Cass. civ. n. 2220/2000
Ai fini dell'accertamento della sussistenza della responsabilità ex art. 2050 c.c., il giudizio sulla pericolosità dell'attività svolta ossia l'apprezzamento della stessa come attività che, per sua natura, o per i mezzi impiegati, rende probabile, e non semplicemente possibile, il verificarsi dell'evento dannoso da essa causato, distinguendosi, così, dall'attività normalmente innocua, che diventa pericolosa per la condotta di chi la eserciti od organizzi, comportando la responsabilità secondo la regola generale di cui all'art. 2043 c.c. quando non è espresso dal legislatore, è rimesso alla valutazione del giudice di merito, insindacabile in sede di legittimità, ove correttamente e logicamente motivata.
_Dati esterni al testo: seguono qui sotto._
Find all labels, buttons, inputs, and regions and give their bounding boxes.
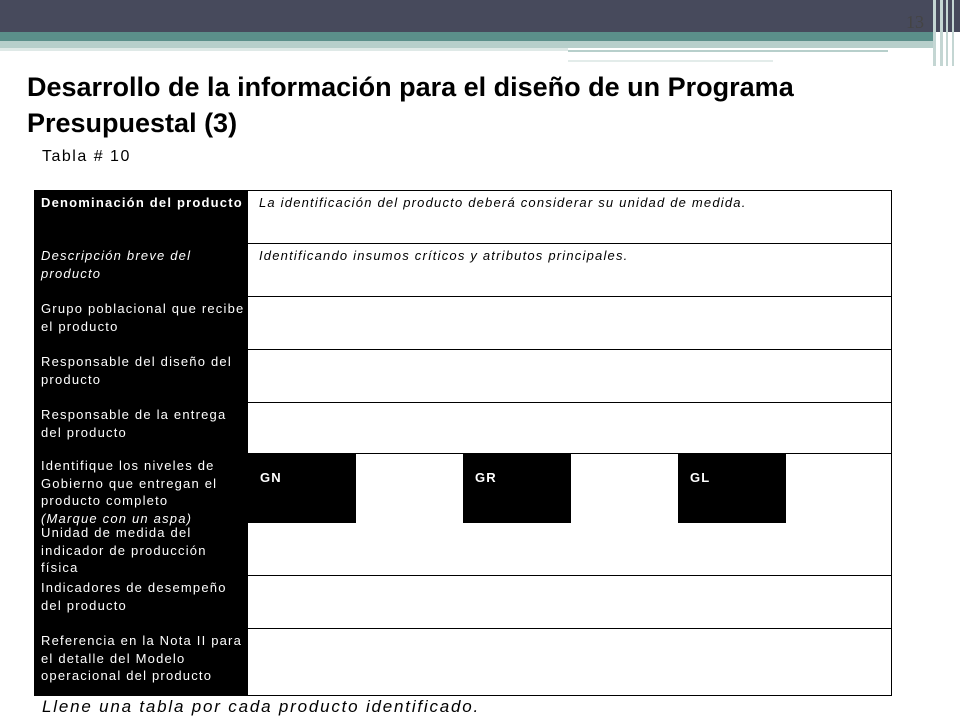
row-divider [248,575,891,576]
header-vertical-line [940,0,943,66]
table-row: Unidad de medida del indicador de produc… [35,523,891,576]
header-thin-band [0,48,568,51]
header-teal-band [0,32,933,41]
header-accent-line [568,50,888,52]
row-label: Responsable del diseño del producto [41,354,232,387]
row-label: Responsable de la entrega del producto [41,407,227,440]
row-value: Identificando insumos críticos y atribut… [259,248,629,263]
header-vertical-line [952,0,954,66]
row-label: Identifique los niveles de Gobierno que … [41,457,246,527]
table-row: Grupo poblacional que recibe el producto [35,297,891,350]
row-divider [248,453,891,454]
table-row: Descripción breve del producto Identific… [35,244,891,297]
row-divider [248,349,891,350]
header-vertical-line [933,0,936,66]
row-divider [248,296,891,297]
row-label: Descripción breve del producto [41,248,192,281]
row-divider [248,402,891,403]
table-row: Responsable de la entrega del producto [35,403,891,454]
row-label: Grupo poblacional que recibe el producto [41,301,245,334]
option-box-gn[interactable]: GN [248,454,356,523]
table-row: Referencia en la Nota II para el detalle… [35,629,891,695]
header-dark-band [0,0,960,32]
header-vertical-line [946,0,948,66]
row-divider [248,628,891,629]
row-label: Denominación del producto [41,195,243,210]
footer-note: Llene una tabla por cada producto identi… [42,697,481,716]
label-column [35,191,248,695]
row-divider [248,243,891,244]
table-row: Responsable del diseño del producto [35,350,891,403]
row-label: Unidad de medida del indicador de produc… [41,525,207,575]
table-row: Denominación del producto La identificac… [35,191,891,244]
row-label: Indicadores de desempeño del producto [41,580,227,613]
page-number: 13 [906,12,924,32]
product-table: Denominación del producto La identificac… [34,190,892,696]
table-row: Identifique los niveles de Gobierno que … [35,454,891,526]
table-label: Tabla # 10 [42,148,131,165]
header-accent-line [568,60,773,62]
row-label-text: Identifique los niveles de Gobierno que … [41,458,218,508]
slide-title: Desarrollo de la información para el dis… [27,72,794,138]
table-row: Indicadores de desempeño del producto [35,576,891,629]
option-box-gr[interactable]: GR [463,454,571,523]
row-label: Referencia en la Nota II para el detalle… [41,633,243,683]
row-label-note: (Marque con un aspa) [41,510,193,526]
row-value: La identificación del producto deberá co… [259,195,747,210]
option-box-gl[interactable]: GL [678,454,786,523]
header-light-band [0,41,933,48]
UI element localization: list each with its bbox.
Rispetto a tale accertamento di fatto, l'onere di provare la sussistenza di un'attività pericolosa incombe su chi invoca l'applicazione dell'art. 2050 c.c. (Nella specie, la S.C., alla stregua del principio enunciato, ha confermato, in parte qua, la decisione della corte di merito, che, in riforma di quella del giudice di primo grado, aveva rigettato la richiesta ex art. 2050 c.c. di risarcimento dei danni subiti dall'attore appellato durante una gara sciistica, della cui organizzazione non era stata invocata la qualificazione come attività pericolosa ex lege, escludendo l'applicabilità di detta nonna per non essere stata fornita dallo stesso attore la prova della pericolosità della predetta attività di organizzazione).
Cass. civ. n. 11234/1997
Pur dovendo la natura pericolosa di un'attività derivare da una specifica previsione legislativa, e pur non potendosi considerare pericolosa ex se l'attività di navigazione aerea, la applicazione della norma di cui all'art. 2050 c.c. è legittimamente esclusa, al riguardo, solo quando tale attività rientri nella normalità delle condizioni previste, in osservanza di piani di volo, di condizioni di sicurezza, di ordinarie condizioni atmosferiche, tornando detta norma, per contro, a spiegare efficacia tutte le volte in cui la navigazione aerea risulti esercitata in condizioni di anormalità o di pericolo.
Cass. civ. n. 12193/1997
Dalle attività pericolose che per loro stessa natura od anche per i mezzi impiegati rendono probabile e non semplicemente possibile il verificarsi di un evento dannoso e che importano responsabilità ex art. 2050 c.c., devono essere tenute distinte quelle normalmente innocue che possono diventare pericolose per la condotta di chi le esercita e che comportano responsabilità secondo la regola generale ex art. 2043 c.c.
Cass. civ. n. 567/1995
Con riguardo al danno provocato dallo scoppio di una bombola di gas, nell'ipotesi in cui non si fornisca la prova della causa dello scoppio, possono operare cumulativamente la presunzione di responsabilità a carico del produttore-distributore, quale esercente attività pericolosa, e quella a carico dell'utente, quale custode, riferendosi a due comportamenti od omissioni differenti ed essendo la prima prospettabile anche quando la bombola sia passata, a seguito della consegna, nella disponibilità dell'utente.